Saturday, July 27, 2013

Stuart Munro's Letters From London, #2 - 9 To 5, Le Gateau Chocolat

In which 9 to 5: The Musical and Le Gateau Chocolat are discussed
by Stuart Munro

Hello again friends! It’s hard to believe that my two weeks of research work have come to a close! I’m speeding back to London (high-speed commuter rail! Bliss!) and thought I’d take the time to write another letter home. Last time, I wrote about how to properly move a story from screen to stage with Billy Elliot and Once. This week, a lesson in how not to do it, provided by the disaster that is 9 to 5: The Musical.

I saw 9 to 5 in its original (and very brief) Broadway run back in 2009, and I didn’t care for it. Yes it had some good performances from Stephanie J. Block and Megan Hilty, and yes it had an amazing set and some great choreography. But poor Allison Janney was constantly vocally overshadowed by her two co-stars (I mean, really, was that fair to her?) and the entire thing was hampered by a clunky book and a mostly forgettable score by Dolly Parton. But I thought to myself, hey, it’s making its way to the West End (I saw it out of town on tour). The show’s probably had a serious re-think, right?

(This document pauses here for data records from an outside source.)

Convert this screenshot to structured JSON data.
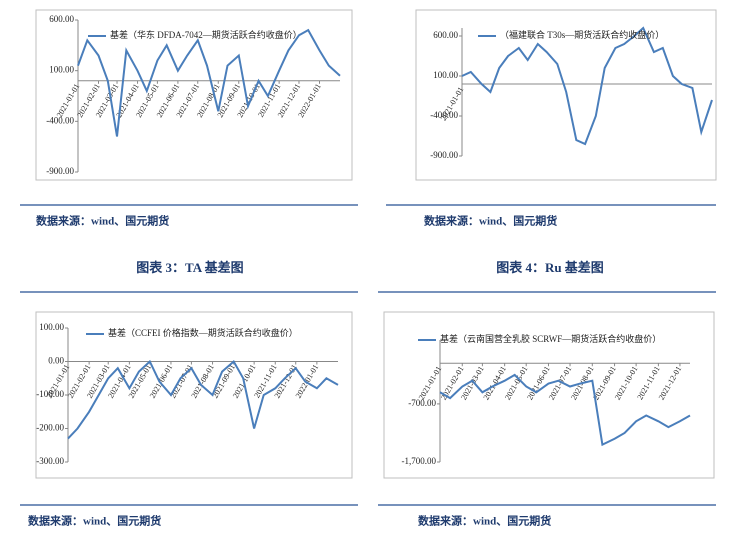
{
  "chart_data": [
    {
      "type": "line",
      "x": [
        "2021-01-01",
        "2021-01-15",
        "2021-02-01",
        "2021-02-15",
        "2021-03-01",
        "2021-03-15",
        "2021-04-01",
        "2021-04-15",
        "2021-05-01",
        "2021-05-15",
        "2021-06-01",
        "2021-06-15",
        "2021-07-01",
        "2021-07-15",
        "2021-08-01",
        "2021-08-15",
        "2021-09-01",
        "2021-09-15",
        "2021-10-01",
        "2021-10-15",
        "2021-11-01",
        "2021-11-15",
        "2021-12-01",
        "2021-12-15",
        "2022-01-01",
        "2022-01-15",
        "2022-02-01"
      ],
      "series": [
        {
          "name": "基差（华东 DFDA-7042—期货活跃合约收盘价）",
          "color": "#4a7ebb",
          "values": [
            150,
            400,
            250,
            0,
            -550,
            300,
            100,
            -100,
            200,
            350,
            100,
            250,
            400,
            150,
            -300,
            150,
            250,
            -250,
            0,
            -150,
            100,
            300,
            450,
            500,
            300,
            150,
            50
          ]
        }
      ],
      "ylim": [
        -900,
        600
      ],
      "yticks": [
        {
          "value": 600,
          "label": "600.00"
        },
        {
          "value": 100,
          "label": "100.00"
        },
        {
          "value": -400,
          "label": "-400.00"
        },
        {
          "value": -900,
          "label": "-900.00"
        }
      ],
      "xticks": [
        "2021-01-01",
        "2021-02-01",
        "2021-03-01",
        "2021-04-01",
        "2021-05-01",
        "2021-06-01",
        "2021-07-01",
        "2021-08-01",
        "2021-09-01",
        "2021-10-01",
        "2021-11-01",
        "2021-12-01",
        "2022-01-01"
      ]
    },
    {
      "type": "line",
      "x": [
        "2021-01-01",
        "2021-01-15",
        "2021-02-01",
        "2021-02-15",
        "2021-03-01",
        "2021-03-15",
        "2021-04-01",
        "2021-04-15",
        "2021-05-01",
        "2021-05-15",
        "2021-06-01",
        "2021-06-15",
        "2021-07-01",
        "2021-07-15",
        "2021-08-01",
        "2021-08-15",
        "2021-09-01",
        "2021-09-15",
        "2021-10-01",
        "2021-10-15",
        "2021-11-01",
        "2021-11-15",
        "2021-12-01",
        "2021-12-15",
        "2022-01-01",
        "2022-01-15",
        "2022-02-01"
      ],
      "series": [
        {
          "name": "（福建联合 T30s—期货活跃合约收盘价）",
          "color": "#4a7ebb",
          "values": [
            100,
            150,
            0,
            -100,
            200,
            350,
            450,
            300,
            500,
            400,
            250,
            -100,
            -700,
            -750,
            -400,
            200,
            450,
            500,
            600,
            700,
            400,
            450,
            100,
            0,
            -50,
            -600,
            -200
          ]
        }
      ],
      "ylim": [
        -900,
        700
      ],
      "yticks": [
        {
          "value": 600,
          "label": "600.00"
        },
        {
          "value": 100,
          "label": "100.00"
        },
        {
          "value": -400,
          "label": "-400.00"
        },
        {
          "value": -900,
          "label": "-900.00"
        }
      ],
      "xticks": [
        "2021-01-01"
      ]
    },
    {
      "type": "line",
      "x": [
        "2021-01-01",
        "2021-01-15",
        "2021-02-01",
        "2021-02-15",
        "2021-03-01",
        "2021-03-15",
        "2021-04-01",
        "2021-04-15",
        "2021-05-01",
        "2021-05-15",
        "2021-06-01",
        "2021-06-15",
        "2021-07-01",
        "2021-07-15",
        "2021-08-01",
        "2021-08-15",
        "2021-09-01",
        "2021-09-15",
        "2021-10-01",
        "2021-10-15",
        "2021-11-01",
        "2021-11-15",
        "2021-12-01",
        "2021-12-15",
        "2022-01-01",
        "2022-01-15",
        "2022-02-01"
      ],
      "series": [
        {
          "name": "基差（CCFEI 价格指数—期货活跃合约收盘价）",
          "color": "#4a7ebb",
          "values": [
            -230,
            -200,
            -150,
            -100,
            -50,
            -20,
            -80,
            -30,
            0,
            -60,
            -100,
            -50,
            -20,
            -70,
            -100,
            -30,
            0,
            -50,
            -200,
            -100,
            -80,
            -50,
            -20,
            -60,
            -80,
            -50,
            -70
          ]
        }
      ],
      "ylim": [
        -300,
        100
      ],
      "yticks": [
        {
          "value": 100,
          "label": "100.00"
        },
        {
          "value": 0,
          "label": "0.00"
        },
        {
          "value": -100,
          "label": "-100.00"
        },
        {
          "value": -200,
          "label": "-200.00"
        },
        {
          "value": -300,
          "label": "-300.00"
        }
      ],
      "xticks": [
        "2021-01-01",
        "2021-02-01",
        "2021-03-01",
        "2021-04-01",
        "2021-05-01",
        "2021-06-01",
        "2021-07-01",
        "2021-08-01",
        "2021-09-01",
        "2021-10-01",
        "2021-11-01",
        "2021-12-01",
        "2022-01-01"
      ]
    },
    {
      "type": "line",
      "x": [
        "2021-01-01",
        "2021-01-15",
        "2021-02-01",
        "2021-02-15",
        "2021-03-01",
        "2021-03-15",
        "2021-04-01",
        "2021-04-15",
        "2021-05-01",
        "2021-05-15",
        "2021-06-01",
        "2021-06-15",
        "2021-07-01",
        "2021-07-15",
        "2021-08-01",
        "2021-08-15",
        "2021-09-01",
        "2021-09-15",
        "2021-10-01",
        "2021-10-15",
        "2021-11-01",
        "2021-11-15",
        "2021-12-01",
        "2021-12-15"
      ],
      "series": [
        {
          "name": "基差（云南国营全乳胶 SCRWF—期货活跃合约收盘价）",
          "color": "#4a7ebb",
          "values": [
            -500,
            -600,
            -400,
            -300,
            -500,
            -400,
            -300,
            -200,
            -400,
            -500,
            -350,
            -300,
            -400,
            -350,
            -300,
            -1400,
            -1300,
            -1200,
            -1000,
            -900,
            -1000,
            -1100,
            -1000,
            -900
          ]
        }
      ],
      "ylim": [
        -1700,
        400
      ],
      "yticks": [
        {
          "value": -700,
          "label": "-700.00"
        },
        {
          "value": -1700,
          "label": "-1,700.00"
        }
      ],
      "xticks": [
        "2021-01-01",
        "2021-02-01",
        "2021-03-01",
        "2021-04-01",
        "2021-05-01",
        "2021-06-01",
        "2021-07-01",
        "2021-08-01",
        "2021-09-01",
        "2021-10-01",
        "2021-11-01",
        "2021-12-01"
      ]
    }
  ],
  "captions": [
    "图表 3：TA 基差图",
    "图表 4：Ru 基差图"
  ],
  "sources": [
    "数据来源：wind、国元期货",
    "数据来源：wind、国元期货",
    "数据来源：wind、国元期货",
    "数据来源：wind、国元期货"
  ]
}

The act’s highlight was easily his reenactment of the film version of Les Miérables, dressed only in a Dalmatian unitard.

I’ve since come to learn that the West End production is based on the North American Tour which saw original director Joe Mantello, and choreographer Andy Blankenbuehler replaced by Jeff Calhoun. Seriously? Who replaces Joe Mantello? With Jeff Calhoun?! Now, where we had smooth scene changes gracefully covered with amazing choreography, we have actors moving every bit of scenery on by hand because there’s no automation, and video of Dolly Parton herself introducing the main characters (because we can’t figure it out on our own?), making jokes about the English calling it an “interval” instead of an “intermission,” and (God help us) even singing the title song during the curtain call.

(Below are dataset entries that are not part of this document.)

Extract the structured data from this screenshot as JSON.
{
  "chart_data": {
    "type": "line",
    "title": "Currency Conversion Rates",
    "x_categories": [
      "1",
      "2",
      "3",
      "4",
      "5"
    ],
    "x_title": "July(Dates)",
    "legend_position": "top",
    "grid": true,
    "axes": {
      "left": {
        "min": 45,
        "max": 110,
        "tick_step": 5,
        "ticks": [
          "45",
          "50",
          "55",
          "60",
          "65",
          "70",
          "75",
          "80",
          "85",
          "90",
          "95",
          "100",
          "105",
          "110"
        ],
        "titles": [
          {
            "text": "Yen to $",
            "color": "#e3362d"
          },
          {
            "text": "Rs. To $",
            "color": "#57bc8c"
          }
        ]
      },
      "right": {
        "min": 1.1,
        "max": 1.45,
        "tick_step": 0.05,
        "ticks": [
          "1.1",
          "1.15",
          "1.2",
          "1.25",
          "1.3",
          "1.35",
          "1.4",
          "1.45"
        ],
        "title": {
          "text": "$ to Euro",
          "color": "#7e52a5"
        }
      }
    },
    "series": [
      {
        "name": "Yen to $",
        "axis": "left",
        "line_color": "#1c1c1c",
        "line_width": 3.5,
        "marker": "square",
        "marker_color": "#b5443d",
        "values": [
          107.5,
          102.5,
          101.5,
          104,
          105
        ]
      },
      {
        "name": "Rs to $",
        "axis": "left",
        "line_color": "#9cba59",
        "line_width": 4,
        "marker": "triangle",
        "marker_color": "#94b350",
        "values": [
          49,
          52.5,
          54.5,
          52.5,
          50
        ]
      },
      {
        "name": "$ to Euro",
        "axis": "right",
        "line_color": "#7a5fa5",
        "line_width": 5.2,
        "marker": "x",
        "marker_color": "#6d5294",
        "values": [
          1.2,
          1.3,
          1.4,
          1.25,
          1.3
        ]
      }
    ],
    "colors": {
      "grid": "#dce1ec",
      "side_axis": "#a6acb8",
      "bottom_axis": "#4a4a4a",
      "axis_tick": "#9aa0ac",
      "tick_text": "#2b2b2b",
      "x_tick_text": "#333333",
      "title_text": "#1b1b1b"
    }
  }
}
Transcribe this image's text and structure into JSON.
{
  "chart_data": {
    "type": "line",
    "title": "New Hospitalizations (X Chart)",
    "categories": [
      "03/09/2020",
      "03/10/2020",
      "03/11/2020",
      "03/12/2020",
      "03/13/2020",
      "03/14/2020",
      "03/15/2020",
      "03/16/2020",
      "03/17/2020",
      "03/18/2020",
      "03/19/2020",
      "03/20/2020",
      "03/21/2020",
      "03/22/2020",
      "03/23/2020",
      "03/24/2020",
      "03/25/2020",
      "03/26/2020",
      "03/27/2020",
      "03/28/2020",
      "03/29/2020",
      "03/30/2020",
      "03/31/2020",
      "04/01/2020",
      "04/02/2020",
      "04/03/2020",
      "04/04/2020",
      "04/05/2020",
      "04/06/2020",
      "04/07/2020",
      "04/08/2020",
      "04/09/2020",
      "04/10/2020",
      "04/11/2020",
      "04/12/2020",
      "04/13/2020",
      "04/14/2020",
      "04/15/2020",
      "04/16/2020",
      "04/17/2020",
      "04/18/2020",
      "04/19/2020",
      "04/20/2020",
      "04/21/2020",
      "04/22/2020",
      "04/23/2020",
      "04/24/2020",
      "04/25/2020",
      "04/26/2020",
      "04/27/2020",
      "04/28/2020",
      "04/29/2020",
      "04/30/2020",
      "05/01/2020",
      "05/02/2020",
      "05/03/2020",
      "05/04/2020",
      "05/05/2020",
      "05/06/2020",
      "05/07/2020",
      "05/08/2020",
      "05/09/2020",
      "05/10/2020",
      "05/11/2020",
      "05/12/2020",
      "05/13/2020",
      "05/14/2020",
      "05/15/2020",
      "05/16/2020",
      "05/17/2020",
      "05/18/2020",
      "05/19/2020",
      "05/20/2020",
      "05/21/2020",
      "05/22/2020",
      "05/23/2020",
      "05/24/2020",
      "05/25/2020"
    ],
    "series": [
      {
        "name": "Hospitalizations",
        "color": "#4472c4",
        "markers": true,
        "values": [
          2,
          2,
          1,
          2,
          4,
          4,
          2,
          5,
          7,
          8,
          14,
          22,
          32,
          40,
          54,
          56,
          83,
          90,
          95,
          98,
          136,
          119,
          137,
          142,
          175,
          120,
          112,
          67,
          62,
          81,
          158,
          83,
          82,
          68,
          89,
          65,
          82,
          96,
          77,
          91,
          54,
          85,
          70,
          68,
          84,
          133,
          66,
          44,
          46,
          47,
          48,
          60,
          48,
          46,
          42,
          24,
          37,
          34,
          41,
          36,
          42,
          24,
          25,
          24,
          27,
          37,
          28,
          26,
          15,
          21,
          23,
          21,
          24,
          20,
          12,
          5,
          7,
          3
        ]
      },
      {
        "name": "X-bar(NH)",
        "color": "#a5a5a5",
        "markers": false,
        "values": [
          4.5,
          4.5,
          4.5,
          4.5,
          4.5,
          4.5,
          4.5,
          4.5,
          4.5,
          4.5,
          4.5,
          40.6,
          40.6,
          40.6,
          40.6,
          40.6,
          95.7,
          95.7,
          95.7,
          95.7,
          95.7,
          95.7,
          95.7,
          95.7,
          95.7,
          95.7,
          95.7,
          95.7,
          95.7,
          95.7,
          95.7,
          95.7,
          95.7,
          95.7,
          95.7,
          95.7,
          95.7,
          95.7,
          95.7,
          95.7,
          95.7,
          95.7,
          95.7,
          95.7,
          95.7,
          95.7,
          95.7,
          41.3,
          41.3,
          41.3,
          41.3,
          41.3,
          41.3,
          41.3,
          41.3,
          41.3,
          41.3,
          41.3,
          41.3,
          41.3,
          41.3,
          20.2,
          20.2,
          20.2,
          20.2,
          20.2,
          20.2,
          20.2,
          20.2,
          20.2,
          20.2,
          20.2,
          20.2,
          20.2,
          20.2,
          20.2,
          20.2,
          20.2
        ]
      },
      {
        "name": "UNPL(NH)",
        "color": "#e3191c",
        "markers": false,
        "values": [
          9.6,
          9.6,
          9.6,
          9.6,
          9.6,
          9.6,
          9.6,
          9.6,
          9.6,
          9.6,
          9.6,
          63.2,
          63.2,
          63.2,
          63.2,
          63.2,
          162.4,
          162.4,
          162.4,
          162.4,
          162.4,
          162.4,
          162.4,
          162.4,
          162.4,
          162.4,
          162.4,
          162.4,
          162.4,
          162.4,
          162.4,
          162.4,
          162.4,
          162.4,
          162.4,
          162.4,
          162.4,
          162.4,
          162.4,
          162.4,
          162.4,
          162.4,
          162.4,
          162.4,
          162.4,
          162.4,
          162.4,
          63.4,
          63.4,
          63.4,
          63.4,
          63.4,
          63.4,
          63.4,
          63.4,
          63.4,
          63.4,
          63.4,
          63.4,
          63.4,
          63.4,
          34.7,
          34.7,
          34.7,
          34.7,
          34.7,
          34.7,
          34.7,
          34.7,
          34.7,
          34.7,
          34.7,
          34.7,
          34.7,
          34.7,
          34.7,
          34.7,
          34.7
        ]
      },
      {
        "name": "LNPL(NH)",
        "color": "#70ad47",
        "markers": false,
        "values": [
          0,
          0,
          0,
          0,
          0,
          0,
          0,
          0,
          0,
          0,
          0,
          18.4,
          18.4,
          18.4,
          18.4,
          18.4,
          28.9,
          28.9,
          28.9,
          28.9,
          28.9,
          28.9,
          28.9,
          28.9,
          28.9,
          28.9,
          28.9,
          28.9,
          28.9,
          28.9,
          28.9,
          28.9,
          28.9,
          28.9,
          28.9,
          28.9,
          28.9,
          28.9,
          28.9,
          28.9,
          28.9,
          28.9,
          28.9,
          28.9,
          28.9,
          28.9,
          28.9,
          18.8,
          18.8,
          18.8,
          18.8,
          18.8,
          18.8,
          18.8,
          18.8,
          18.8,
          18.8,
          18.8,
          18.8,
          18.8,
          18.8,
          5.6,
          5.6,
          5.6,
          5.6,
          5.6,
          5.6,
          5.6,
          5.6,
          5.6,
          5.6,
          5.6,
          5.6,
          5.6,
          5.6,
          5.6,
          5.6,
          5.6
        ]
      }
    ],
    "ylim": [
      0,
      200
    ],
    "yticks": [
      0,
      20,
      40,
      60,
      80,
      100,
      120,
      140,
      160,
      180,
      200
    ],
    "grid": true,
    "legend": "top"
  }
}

The biggest problem with this new production (besides the book and score) is the design. If this had been a regional production, I might actually have been impressed. But the whole thing looked more like a second (or third) national tour – the priority had clearly been “How can we get this on stage as cheaply as possible?” – than a pre-West End one. People shelling out £65 to see it in London will be sorely disappointed.

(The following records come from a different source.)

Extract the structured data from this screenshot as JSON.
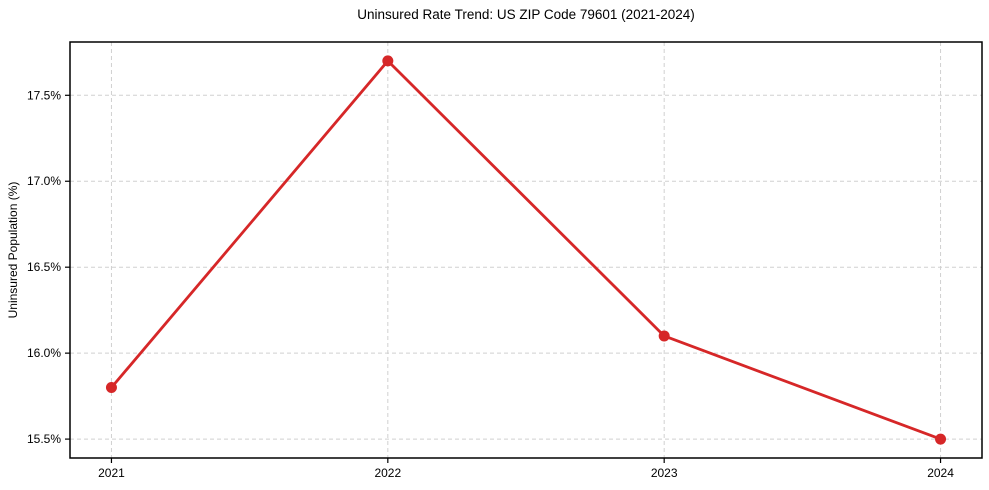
{
  "chart_data": {
    "type": "line",
    "title": "Uninsured Rate Trend: US ZIP Code 79601 (2021-2024)",
    "xlabel": "",
    "ylabel": "Uninsured Population (%)",
    "x": [
      2021,
      2022,
      2023,
      2024
    ],
    "values": [
      15.8,
      17.7,
      16.1,
      15.5
    ],
    "series_name": "uninsured-rate",
    "xlim": [
      2020.85,
      2024.15
    ],
    "ylim": [
      15.39,
      17.81
    ],
    "xticks": [
      2021,
      2022,
      2023,
      2024
    ],
    "xtick_labels": [
      "2021",
      "2022",
      "2023",
      "2024"
    ],
    "yticks": [
      15.5,
      16.0,
      16.5,
      17.0,
      17.5
    ],
    "ytick_labels": [
      "15.5%",
      "16.0%",
      "16.5%",
      "17.0%",
      "17.5%"
    ],
    "grid": true,
    "grid_style": "dashed",
    "legend": false,
    "line_color": "#d62728",
    "marker_color": "#d62728",
    "grid_color": "#d0d0d0",
    "spine_color": "#000000",
    "tick_color": "#000000"
  }
}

Hyper aware that the show flopped in New York, this version has been Dollyfied within an inch of its life – she’s on every poster and ad and, as mentioned above, even features in the show itself – in the hopes of attracting an audience built on her fan base.

Where Billy and Once re-imagined themselves for the theatre, 9 to 5 essentially just throws the movie on stage, complete with too-short scenes that make the evening feel choppy and inconsistent, especially given the lack of finesse in the scene changes. Some of the minor book changes from Broadway are improvements (Violet’s love interest, created for the show, no longer saves the day, leaving that for our main characters), while some are just confusing (Judy’s scene with the photocopier is missing, but is still a plot point later on?).

All I can say is if you’re reading this from London and you’re thinking of seeing 9 to 5: don’t. Save your hard earned cash and go see something worthwhile.

Thankfully, in the week before this disaster, I was fortunate enough to witness the amazing cabaret act, Le Gateau Chocolat. An opera singer with an impressive résumé, Le Gateau Chocolat has made a name for himself as a baritone/sometimes-drag queen with a beard, and puts on a stellar show, singing everything from “Pure Imagination” to “Chocolate Salty Balls,” all with finesse and style.

The (sadly only an) hour-long act was built around Monsieur Chocolat handing out chocolates to various audience members and asking what flavour it was and (theoretically) picking the next song based on it. The game is merely a ruse – the songs are almost certainly already chosen – but that didn’t matter. With his flair and style, I easily went along with the game.

The act’s highlight was easily his re-enactment of the film version of Les Misérables, dressed only in a Dalmatian unitard. The absurdity of that juxtaposition, in which each song was ended with “And then s/he died,” drove home just how long that freaking movie is (“It’s 5,000 hours later, and Valjean is now the mayor of some small town”) as well as just how brilliant it is. I laughed at, and fell in love with one of my favourite shows all over again.

In this, we see a better translation of stage to screen and back to stage than we get in 9 to 5, and I’ve no doubt Le Gateau Chocolat will still be on stage long after 9 to 5 has left the city.